NZ at the bottom of the list of global house price growth
    New Zealand has the second-slowest rate of house price growth globally, according to the Knight Frank Global House Price Index. 
    Average house price increases across 56 countries slowed to 3.6% in the year ending March. 
    New Zealand was ranked 55th out of 56 countries, with a price decrease of 13% in the year to March. 
    South Korea had the biggest decline in prices, down 15.7% annually. 
    Turkey ranked first with prices up 132.8% annually, largely due to rampant inflation. 
    The United Kingdom, Australia, and Canada experienced price falls of 3.1%, 5%, and 6.9%, respectively. 
    Global house prices are under pressure as central banks try to rein in inflation, with the slowest annual rate of increase since 2015. 
    New Zealand's housing market has seen a significant correction, but there are signs of an exit route from the global housing slowdown. 
    Market conditions remain diverse, and while the downturn may be ending, a significant rebound is not expected due to affordability constraints. 
    Read the article
Beware: Accommodation scams are on the rise
    Accommodation scams are increasing, with as many recorded in the first six months of 2023 as in the entire year of 2022. 
    Scammers use various tactics, including posing as property management companies, creating fake listings on platforms like Airbnb and Facebook Marketplace, and impersonating well-known booking websites. 
    Netsafe, an online safety organisation, received 28,000 incident reports last year, with victims losing approximately $35 million to scams. 
    Accommodation scams alone resulted in $2.5 million in losses. 
    The true figures are likely higher, as this type of crime is often under-reported. 
    Scammers take advantage of recognisable brands and create lookalike websites to deceive victims. 
    The high cost of living and housing crisis make people more vulnerable to accommodation scams, as they may be enticed by below-market rental offers. 

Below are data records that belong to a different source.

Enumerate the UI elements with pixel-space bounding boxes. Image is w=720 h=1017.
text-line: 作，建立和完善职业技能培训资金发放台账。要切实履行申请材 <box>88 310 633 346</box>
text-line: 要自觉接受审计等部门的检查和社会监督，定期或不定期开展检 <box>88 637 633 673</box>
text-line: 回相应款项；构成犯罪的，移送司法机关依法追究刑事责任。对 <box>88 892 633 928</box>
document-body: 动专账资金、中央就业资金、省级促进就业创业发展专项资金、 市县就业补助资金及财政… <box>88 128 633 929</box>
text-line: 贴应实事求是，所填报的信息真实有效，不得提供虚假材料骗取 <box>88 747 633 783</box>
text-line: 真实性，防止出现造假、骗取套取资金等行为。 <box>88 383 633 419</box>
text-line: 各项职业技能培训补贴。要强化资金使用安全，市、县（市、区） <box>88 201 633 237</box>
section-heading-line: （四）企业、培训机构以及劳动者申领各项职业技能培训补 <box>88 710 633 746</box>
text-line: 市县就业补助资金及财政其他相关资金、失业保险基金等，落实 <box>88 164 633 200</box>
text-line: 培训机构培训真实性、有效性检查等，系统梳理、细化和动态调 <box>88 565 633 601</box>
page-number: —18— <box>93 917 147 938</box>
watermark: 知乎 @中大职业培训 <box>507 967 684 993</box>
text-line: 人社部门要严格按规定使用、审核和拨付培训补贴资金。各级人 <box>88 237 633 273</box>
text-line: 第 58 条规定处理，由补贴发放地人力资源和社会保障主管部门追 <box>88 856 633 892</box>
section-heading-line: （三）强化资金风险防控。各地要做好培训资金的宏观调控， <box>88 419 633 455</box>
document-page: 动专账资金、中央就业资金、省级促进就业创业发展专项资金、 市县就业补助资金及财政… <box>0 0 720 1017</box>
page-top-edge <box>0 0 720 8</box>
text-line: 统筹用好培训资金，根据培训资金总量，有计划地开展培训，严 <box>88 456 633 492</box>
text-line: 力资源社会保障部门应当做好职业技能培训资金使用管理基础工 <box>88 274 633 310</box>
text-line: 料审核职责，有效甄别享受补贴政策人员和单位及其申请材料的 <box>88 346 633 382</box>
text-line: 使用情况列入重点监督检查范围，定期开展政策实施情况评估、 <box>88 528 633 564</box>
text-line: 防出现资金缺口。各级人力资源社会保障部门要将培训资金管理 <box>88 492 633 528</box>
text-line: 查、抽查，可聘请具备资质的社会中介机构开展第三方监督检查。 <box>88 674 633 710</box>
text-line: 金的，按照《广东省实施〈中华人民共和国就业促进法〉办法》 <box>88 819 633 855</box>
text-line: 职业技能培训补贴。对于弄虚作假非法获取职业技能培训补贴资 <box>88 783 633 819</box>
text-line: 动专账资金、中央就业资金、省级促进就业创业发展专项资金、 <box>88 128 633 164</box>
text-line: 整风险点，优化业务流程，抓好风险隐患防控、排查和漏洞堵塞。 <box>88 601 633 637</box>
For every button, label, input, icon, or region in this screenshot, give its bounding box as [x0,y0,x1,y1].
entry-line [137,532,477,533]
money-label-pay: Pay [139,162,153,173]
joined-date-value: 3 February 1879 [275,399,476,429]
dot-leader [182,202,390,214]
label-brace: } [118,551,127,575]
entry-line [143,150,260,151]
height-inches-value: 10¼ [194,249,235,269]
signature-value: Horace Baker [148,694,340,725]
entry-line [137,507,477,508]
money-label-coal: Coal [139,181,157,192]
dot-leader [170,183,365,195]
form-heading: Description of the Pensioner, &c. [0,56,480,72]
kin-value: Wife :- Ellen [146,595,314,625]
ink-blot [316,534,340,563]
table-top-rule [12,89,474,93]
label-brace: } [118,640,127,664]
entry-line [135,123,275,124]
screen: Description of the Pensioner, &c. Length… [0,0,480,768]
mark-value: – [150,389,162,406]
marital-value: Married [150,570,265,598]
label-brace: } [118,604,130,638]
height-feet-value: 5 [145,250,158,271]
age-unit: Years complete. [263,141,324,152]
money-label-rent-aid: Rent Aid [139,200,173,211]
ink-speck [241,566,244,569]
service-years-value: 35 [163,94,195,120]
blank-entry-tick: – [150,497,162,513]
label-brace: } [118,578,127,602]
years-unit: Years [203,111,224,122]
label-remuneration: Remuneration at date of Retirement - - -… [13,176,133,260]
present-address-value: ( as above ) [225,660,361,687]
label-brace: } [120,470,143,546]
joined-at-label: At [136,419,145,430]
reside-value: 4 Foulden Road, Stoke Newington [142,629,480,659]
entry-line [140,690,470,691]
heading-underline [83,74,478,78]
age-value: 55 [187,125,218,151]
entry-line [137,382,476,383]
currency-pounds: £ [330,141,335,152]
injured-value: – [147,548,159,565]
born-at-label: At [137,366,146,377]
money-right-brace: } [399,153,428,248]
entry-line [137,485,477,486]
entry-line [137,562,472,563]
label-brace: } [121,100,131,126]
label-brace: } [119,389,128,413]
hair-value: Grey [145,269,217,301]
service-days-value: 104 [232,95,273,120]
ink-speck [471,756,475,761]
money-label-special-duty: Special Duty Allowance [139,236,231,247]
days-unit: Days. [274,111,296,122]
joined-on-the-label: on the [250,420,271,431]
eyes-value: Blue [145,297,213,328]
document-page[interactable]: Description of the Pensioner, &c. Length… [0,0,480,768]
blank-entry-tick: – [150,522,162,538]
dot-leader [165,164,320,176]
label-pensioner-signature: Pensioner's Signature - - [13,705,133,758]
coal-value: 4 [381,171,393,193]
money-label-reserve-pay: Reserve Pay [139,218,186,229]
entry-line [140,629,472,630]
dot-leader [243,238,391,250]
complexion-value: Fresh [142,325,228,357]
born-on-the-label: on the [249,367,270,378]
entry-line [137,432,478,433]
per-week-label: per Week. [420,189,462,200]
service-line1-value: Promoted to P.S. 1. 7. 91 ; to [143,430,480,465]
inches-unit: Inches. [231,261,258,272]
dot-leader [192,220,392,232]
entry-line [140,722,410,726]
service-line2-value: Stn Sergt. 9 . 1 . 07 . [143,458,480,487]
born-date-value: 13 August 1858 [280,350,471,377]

    The Real Estate Institute (REINZ) has also noticed an increase in online scams related to rental listings. 
    REINZ emphasised the need for renters to be cautious, verify identities, avoid paying money upfront, and insist on in-person meetings and written agreements. 
    Property management companies should educate their staff about online scams and inform clients about best practices to prevent falling victim. 
    Both renters and property management companies need to be aware of the signs of scams and take precautions to protect themselves from fraud. 
    Read the article

Don't expect OCR raise or interest rate cut
    Homeowners should not expect a surprise increase in the official cash rate from the Reserve Bank of New Zealand (RBNZ) this week. 
    However, those hoping for a quick interest rate cut to alleviate mortgage burdens may be disappointed. 
    The four major banks have already raised mortgage rates to levels not seen in over a decade, creating apprehension ahead of the RBNZ's announcement. 
    The RBNZ has indicated that the last rate hike occurred in May, with the cash rate expected to remain at 5.5% until mid-next year. 
    Inflation will be a key factor in determining the RBNZ's actions, and the second-quarter Consumer Price Index figures, to be published on July 19, will provide insights into inflation levels. 
    Positive economic indicators and business and consumer confidence surveys suggest that New Zealand's economy is emerging from the recession. 
    Inflation in Australia has decreased, with the Reserve Bank of Australia keeping its cash rate unchanged. 
    The NZIER's Quarterly Survey of Business Opinion will play a role in determining the cash rate, as it reflects factors such as labor availability and wage inflation. 
    The latest QSBO results indicate a stronger economy and lower inflationary pressures, which could influence the RBNZ's decision. 
    The ideal outcome for Wednesday's announcement would be no significant changes in monetary policy. 
    The decision of the Reserve Bank of Australia regarding interest rates is important for New Zealand, as it can impact the strength of the New Zealand dollar and generate inflation. 
    Economists do not expect a cash rate cut in New Zealand before February next year, considering historical rate cycles and global inflation trends.